Using the package RMySQL we can easily query MySQL as well as MariaDB databases and store the result in an R dataframe:
library(RMySQL)
mydb <- dbConnect(MySQL(), user='user', password='password', dbname='dbname',host='127.0.0.1')
queryString <- "SELECT * FROM table1 t1 JOIN table2 t2 on t1.id=t2.id"
query <- dbSendQuery(mydb, queryString)
data <- fetch(query, n=-1) # n=-1 to return all results
It is also possible to define a limit, e.g. getting only the first 100,000 rows. In order to do so, just change the SQL query regarding the desired limit. The mentioned package will consider these options. Example:
queryString <- "SELECT * FROM table1 limit 100000"
In order to load data from a MongoDB database into an R dataframe, use the library MongoLite:
# Use MongoLite library:
#install.packages("mongolite")
library(jsonlite)
library(mongolite)
# Connect to the database and the desired collection as root:
db <- mongo(collection = "Tweets", db = "TweetCollector", url = "mongodb://USERNAME:PASSWORD@HOSTNAME")
# Read the desired documents i.e. Tweets inside one dataframe:
documents <- db$find(limit = 100000, skip = 0, fields = '{ "_id" : false, "Text" : true }')
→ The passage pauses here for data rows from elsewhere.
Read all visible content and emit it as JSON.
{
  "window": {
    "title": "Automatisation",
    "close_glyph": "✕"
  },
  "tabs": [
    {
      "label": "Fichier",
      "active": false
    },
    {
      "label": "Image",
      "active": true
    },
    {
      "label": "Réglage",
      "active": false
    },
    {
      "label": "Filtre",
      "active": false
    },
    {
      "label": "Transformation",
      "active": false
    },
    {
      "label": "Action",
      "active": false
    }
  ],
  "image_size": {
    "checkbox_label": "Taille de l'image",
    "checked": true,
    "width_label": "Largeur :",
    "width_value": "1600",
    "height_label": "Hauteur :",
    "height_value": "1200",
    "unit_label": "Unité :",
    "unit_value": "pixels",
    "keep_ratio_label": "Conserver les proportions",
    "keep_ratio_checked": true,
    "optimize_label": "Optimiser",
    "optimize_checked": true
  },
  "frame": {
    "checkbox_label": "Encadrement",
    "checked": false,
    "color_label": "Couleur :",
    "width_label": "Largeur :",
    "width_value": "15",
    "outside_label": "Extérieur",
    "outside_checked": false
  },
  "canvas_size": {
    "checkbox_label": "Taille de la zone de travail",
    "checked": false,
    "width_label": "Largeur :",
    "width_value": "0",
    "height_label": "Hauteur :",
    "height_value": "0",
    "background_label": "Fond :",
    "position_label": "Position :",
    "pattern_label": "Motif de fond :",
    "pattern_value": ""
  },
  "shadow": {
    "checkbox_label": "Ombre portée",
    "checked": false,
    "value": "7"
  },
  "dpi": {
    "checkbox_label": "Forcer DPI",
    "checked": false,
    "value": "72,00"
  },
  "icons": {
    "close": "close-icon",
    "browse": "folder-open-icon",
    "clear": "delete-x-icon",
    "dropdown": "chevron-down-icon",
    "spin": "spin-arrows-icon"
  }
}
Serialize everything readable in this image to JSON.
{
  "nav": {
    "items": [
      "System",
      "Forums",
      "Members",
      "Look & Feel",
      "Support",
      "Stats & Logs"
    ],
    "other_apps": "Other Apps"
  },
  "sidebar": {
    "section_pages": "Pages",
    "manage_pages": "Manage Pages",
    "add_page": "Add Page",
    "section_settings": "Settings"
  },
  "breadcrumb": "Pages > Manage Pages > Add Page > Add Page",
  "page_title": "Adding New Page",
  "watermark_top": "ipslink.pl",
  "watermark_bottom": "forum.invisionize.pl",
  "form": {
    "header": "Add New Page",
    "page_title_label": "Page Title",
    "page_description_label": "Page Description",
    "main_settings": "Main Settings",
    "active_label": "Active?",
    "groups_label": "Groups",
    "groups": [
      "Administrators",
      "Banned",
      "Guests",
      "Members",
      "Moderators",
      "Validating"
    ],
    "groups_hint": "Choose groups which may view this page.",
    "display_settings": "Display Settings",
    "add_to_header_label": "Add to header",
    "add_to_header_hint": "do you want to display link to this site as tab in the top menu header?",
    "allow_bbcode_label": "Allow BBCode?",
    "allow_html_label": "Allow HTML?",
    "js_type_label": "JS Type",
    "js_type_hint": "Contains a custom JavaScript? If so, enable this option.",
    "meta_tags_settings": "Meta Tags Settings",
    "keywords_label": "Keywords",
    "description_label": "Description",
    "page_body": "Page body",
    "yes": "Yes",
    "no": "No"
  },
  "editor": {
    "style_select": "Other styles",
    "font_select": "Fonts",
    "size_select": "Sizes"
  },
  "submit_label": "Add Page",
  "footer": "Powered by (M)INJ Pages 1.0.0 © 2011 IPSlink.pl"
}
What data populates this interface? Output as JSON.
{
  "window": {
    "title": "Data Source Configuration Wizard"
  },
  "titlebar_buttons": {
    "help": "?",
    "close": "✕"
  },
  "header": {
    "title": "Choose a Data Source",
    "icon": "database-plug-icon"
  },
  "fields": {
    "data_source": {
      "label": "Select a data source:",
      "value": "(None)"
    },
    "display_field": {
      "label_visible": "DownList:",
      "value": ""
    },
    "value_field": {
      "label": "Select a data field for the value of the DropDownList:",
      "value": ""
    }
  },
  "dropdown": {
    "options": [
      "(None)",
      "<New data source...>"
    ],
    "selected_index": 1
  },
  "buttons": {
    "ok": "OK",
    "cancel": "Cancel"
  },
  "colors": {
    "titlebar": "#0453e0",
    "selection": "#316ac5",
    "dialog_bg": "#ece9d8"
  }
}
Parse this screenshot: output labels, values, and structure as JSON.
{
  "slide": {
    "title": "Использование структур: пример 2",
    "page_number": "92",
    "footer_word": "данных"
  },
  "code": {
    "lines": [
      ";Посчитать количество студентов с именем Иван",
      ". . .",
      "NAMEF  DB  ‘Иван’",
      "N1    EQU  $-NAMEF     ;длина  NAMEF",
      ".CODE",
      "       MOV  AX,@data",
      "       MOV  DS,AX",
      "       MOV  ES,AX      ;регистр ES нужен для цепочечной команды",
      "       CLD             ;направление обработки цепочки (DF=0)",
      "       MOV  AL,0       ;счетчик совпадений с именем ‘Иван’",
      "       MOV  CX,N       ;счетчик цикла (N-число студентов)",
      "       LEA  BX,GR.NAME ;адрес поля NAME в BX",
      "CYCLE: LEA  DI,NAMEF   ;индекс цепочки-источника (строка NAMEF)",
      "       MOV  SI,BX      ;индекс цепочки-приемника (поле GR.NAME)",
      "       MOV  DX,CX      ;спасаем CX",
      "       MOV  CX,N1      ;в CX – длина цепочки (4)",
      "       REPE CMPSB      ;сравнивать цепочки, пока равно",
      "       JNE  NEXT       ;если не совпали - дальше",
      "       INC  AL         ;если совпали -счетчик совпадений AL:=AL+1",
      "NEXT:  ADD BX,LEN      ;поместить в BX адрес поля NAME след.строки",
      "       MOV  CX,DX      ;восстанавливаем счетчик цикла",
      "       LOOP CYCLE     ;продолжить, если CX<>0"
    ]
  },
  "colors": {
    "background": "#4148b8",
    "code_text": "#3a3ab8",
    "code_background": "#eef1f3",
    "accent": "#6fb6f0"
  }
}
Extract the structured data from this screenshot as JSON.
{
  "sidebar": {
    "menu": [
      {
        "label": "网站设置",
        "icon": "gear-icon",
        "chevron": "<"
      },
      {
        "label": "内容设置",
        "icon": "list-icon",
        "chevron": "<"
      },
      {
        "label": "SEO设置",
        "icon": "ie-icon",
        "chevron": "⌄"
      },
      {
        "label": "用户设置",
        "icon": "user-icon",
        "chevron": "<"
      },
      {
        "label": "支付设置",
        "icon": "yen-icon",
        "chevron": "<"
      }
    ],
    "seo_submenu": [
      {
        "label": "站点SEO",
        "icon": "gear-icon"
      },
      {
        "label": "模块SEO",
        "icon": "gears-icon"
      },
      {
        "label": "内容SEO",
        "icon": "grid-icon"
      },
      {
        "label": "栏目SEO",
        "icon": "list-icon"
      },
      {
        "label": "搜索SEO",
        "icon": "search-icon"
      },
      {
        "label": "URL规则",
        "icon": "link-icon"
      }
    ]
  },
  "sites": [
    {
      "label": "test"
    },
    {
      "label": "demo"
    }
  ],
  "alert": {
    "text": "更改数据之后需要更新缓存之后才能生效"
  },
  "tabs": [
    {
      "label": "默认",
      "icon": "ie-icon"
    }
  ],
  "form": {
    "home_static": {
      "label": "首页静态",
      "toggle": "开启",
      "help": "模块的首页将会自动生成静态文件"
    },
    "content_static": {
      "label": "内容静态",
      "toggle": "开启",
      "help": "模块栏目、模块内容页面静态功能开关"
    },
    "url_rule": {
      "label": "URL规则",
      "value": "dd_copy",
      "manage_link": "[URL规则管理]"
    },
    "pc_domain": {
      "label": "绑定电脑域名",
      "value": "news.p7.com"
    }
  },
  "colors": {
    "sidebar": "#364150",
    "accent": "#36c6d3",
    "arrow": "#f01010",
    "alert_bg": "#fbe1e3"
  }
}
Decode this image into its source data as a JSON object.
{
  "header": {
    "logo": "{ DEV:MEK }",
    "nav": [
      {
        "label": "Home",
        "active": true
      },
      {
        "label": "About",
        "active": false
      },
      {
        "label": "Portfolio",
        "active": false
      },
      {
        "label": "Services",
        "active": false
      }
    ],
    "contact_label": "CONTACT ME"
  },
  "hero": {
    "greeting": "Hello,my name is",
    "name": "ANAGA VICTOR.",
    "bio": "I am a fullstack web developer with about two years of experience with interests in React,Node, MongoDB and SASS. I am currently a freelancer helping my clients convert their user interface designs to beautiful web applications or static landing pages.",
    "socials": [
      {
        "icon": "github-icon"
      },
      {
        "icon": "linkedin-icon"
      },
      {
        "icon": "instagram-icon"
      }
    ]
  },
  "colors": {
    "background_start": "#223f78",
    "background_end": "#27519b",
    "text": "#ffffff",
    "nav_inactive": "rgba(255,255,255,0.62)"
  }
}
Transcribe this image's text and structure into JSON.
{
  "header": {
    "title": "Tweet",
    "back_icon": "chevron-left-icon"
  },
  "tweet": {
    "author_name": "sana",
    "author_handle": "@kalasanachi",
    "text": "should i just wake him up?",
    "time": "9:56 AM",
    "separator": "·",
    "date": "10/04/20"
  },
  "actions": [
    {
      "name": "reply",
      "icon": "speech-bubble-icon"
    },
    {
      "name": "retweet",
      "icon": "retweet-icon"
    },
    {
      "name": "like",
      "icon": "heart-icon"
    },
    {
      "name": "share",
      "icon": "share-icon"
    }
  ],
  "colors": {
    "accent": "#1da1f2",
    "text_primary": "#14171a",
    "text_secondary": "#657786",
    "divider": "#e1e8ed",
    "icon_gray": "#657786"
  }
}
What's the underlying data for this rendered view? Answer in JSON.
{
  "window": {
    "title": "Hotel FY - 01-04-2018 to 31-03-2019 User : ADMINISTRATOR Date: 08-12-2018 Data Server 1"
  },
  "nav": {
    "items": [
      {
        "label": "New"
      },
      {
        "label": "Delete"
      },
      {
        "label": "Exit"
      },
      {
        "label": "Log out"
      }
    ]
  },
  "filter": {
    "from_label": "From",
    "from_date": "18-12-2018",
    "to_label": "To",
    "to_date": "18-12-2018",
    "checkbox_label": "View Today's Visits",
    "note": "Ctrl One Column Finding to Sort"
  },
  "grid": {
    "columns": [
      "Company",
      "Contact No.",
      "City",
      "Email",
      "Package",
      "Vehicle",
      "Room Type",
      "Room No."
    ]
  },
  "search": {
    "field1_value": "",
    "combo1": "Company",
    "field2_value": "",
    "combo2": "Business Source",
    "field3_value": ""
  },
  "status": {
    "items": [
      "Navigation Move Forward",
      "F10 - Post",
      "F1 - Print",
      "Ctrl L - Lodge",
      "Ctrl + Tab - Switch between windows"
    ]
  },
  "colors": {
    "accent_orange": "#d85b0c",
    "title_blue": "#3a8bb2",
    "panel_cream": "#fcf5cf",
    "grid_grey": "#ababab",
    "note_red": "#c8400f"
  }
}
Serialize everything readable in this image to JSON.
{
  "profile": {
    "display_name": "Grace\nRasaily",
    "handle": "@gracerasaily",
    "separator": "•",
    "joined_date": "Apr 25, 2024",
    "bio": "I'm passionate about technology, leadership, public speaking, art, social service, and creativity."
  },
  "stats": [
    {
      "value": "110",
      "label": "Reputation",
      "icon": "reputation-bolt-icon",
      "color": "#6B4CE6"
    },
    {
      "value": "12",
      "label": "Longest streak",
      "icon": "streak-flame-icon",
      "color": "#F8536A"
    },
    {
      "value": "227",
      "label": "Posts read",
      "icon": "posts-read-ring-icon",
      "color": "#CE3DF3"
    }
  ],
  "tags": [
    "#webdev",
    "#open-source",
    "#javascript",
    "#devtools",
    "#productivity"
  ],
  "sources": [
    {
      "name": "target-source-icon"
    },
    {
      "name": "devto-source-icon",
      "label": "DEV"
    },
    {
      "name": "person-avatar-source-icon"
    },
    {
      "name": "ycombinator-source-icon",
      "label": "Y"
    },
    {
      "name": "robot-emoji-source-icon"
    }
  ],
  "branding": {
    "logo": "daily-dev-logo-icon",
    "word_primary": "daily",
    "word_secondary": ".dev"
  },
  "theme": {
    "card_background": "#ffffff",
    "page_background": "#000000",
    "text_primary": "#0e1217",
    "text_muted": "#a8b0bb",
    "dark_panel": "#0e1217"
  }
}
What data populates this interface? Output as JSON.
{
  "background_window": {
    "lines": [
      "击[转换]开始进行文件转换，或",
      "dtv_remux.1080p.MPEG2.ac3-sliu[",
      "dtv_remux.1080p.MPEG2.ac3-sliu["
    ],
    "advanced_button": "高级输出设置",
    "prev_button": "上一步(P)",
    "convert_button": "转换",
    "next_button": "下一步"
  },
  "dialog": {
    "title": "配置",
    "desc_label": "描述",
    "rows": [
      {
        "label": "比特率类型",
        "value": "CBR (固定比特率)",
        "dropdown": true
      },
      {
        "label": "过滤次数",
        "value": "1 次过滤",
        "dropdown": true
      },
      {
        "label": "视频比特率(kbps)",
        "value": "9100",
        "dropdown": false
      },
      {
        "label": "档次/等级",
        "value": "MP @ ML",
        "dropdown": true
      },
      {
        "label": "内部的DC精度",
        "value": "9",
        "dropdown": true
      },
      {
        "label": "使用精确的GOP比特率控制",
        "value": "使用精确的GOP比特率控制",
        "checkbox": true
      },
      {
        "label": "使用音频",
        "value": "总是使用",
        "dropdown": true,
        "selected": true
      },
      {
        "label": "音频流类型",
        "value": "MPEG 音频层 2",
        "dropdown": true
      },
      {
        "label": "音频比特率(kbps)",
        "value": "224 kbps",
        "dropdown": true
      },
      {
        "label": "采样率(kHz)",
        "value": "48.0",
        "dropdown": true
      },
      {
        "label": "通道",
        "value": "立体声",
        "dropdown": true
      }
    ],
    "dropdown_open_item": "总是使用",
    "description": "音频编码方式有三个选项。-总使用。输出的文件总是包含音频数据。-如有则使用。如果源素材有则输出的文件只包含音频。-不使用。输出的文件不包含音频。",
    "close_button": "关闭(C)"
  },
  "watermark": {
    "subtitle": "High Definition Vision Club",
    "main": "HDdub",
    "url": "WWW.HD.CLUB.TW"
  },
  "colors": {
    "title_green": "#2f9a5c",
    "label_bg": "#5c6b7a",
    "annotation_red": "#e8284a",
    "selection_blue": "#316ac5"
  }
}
The code connects to the server HOSTNAME
as USERNAME
with PASSWORD
, tries to open the database TweetCollector
and read the collection Tweets
. The query tries to read the field i.e. column Text
.
The results is a dataframe with columns as the yielded data set. In case of this example, the dataframe contains the column Text
, e.g. documents$Text
.